Member of the Connecticut House of Representatives from the 100th district
- In office 1975–1977
- Preceded by: William L. Churchill
- Succeeded by: David Lavine

Personal details
- Born: Kathryn Gilbert 1920 or 1921 Philadelphia, Pennsylvania, U.S.
- Died: January 11, 2005 (aged 84) Middletown, Connecticut, U.S.
- Party: Republican
- Children: 5
- Education: Goucher College

= Kathryn Francis =

American politician (died 2005)

Kathryn Francis ( Gilbert; 1920 or 1921 – January 11, 2005) was an American politician who served in the Connecticut House of Representatives from 1975 to 1977, representing the 100th district as a Republican.

==Personal life==
Francis was born Kathryn Gilbert in Philadelphia, Pennsylvania. She worked as an educator at St. Peter's School, Philadelphia, and in 1942, she graduated from Goucher College in Towson, Maryland. She had five children.

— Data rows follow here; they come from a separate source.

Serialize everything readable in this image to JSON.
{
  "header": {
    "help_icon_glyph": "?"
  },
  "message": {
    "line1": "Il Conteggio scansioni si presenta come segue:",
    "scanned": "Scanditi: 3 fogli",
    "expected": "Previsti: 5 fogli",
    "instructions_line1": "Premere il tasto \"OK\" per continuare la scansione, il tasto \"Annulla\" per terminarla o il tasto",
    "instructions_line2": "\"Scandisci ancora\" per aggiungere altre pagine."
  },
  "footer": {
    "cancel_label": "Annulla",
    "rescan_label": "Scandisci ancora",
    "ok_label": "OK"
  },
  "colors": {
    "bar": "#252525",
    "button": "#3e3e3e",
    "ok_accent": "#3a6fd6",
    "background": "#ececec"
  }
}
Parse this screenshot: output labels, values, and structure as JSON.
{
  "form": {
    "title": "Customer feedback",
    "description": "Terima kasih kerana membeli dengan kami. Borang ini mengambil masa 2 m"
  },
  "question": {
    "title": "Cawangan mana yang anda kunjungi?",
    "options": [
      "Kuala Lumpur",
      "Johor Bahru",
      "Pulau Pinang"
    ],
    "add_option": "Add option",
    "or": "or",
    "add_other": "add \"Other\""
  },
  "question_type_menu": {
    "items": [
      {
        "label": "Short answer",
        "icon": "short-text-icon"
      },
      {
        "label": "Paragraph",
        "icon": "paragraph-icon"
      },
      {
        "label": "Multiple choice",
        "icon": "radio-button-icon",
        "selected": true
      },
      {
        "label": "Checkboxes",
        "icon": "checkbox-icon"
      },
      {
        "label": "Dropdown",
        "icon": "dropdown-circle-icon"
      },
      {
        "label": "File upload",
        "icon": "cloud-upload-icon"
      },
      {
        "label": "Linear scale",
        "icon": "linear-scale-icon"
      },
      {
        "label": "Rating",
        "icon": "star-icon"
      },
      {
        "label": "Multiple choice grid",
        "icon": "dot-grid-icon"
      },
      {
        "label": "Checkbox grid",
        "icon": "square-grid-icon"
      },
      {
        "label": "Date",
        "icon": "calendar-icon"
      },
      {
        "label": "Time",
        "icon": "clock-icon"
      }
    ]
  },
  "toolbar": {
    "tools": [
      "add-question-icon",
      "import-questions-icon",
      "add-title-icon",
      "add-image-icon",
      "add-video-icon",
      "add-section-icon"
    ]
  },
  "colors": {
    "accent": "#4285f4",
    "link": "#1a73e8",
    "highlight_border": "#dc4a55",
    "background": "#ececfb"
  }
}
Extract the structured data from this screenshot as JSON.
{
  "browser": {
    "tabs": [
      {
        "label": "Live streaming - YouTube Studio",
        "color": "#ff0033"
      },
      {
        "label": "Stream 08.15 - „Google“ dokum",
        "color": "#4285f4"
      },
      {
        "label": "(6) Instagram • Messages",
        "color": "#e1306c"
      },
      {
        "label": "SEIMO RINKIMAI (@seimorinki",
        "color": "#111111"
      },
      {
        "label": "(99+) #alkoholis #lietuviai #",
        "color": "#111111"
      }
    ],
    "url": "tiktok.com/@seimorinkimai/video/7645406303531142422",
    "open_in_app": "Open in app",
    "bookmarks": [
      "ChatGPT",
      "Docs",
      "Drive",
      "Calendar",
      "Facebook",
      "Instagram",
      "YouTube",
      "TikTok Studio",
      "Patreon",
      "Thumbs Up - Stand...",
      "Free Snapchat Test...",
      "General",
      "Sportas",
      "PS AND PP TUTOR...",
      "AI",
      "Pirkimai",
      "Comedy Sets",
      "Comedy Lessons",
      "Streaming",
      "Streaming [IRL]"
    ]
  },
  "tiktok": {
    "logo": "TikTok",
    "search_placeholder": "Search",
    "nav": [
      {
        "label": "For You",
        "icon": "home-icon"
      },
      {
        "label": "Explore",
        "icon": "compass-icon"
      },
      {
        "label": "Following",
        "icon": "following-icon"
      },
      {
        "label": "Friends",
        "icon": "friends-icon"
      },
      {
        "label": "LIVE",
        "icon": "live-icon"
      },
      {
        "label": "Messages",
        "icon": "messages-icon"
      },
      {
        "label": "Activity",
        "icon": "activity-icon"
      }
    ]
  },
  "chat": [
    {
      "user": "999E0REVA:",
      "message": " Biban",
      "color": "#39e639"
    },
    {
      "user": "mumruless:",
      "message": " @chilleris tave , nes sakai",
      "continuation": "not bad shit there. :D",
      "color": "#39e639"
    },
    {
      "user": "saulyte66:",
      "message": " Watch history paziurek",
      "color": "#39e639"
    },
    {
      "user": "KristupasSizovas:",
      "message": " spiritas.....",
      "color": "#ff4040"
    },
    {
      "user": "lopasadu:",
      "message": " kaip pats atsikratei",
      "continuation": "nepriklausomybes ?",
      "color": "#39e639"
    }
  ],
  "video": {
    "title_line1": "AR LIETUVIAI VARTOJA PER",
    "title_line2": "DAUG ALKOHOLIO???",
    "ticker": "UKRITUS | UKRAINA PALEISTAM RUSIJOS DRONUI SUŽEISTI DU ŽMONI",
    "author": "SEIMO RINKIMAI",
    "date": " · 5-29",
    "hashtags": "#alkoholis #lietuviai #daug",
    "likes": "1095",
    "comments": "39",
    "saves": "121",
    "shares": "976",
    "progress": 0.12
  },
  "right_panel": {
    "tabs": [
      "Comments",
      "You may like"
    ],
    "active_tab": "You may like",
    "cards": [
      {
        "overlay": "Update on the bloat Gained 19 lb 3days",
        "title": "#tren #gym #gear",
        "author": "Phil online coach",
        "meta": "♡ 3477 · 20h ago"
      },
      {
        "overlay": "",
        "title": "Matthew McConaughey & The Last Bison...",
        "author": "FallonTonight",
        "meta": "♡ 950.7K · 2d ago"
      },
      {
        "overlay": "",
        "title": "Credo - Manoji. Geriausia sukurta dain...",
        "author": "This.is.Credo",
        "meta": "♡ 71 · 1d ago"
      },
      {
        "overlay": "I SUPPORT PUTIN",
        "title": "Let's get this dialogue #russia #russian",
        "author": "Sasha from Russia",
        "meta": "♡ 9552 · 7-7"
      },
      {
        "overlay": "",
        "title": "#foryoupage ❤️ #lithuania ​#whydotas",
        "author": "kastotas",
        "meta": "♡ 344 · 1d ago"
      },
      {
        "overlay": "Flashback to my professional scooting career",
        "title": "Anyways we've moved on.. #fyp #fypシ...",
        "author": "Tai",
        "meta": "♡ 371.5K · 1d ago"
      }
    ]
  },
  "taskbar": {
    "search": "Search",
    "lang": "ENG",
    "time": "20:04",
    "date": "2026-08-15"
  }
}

Francis died on January 11, 2005, in Middletown, Connecticut. She was 84.

==Political career==
Francis was elected to the Connecticut House of Representatives in 1974, and she served one term representing the 100th district as a Republican. She ran for reelection in 1976, but was defeated by Democratic candidate David Lavine.

Francis served on the Republican Town Committee of Durham, Connecticut, and as chairwoman of its historical society.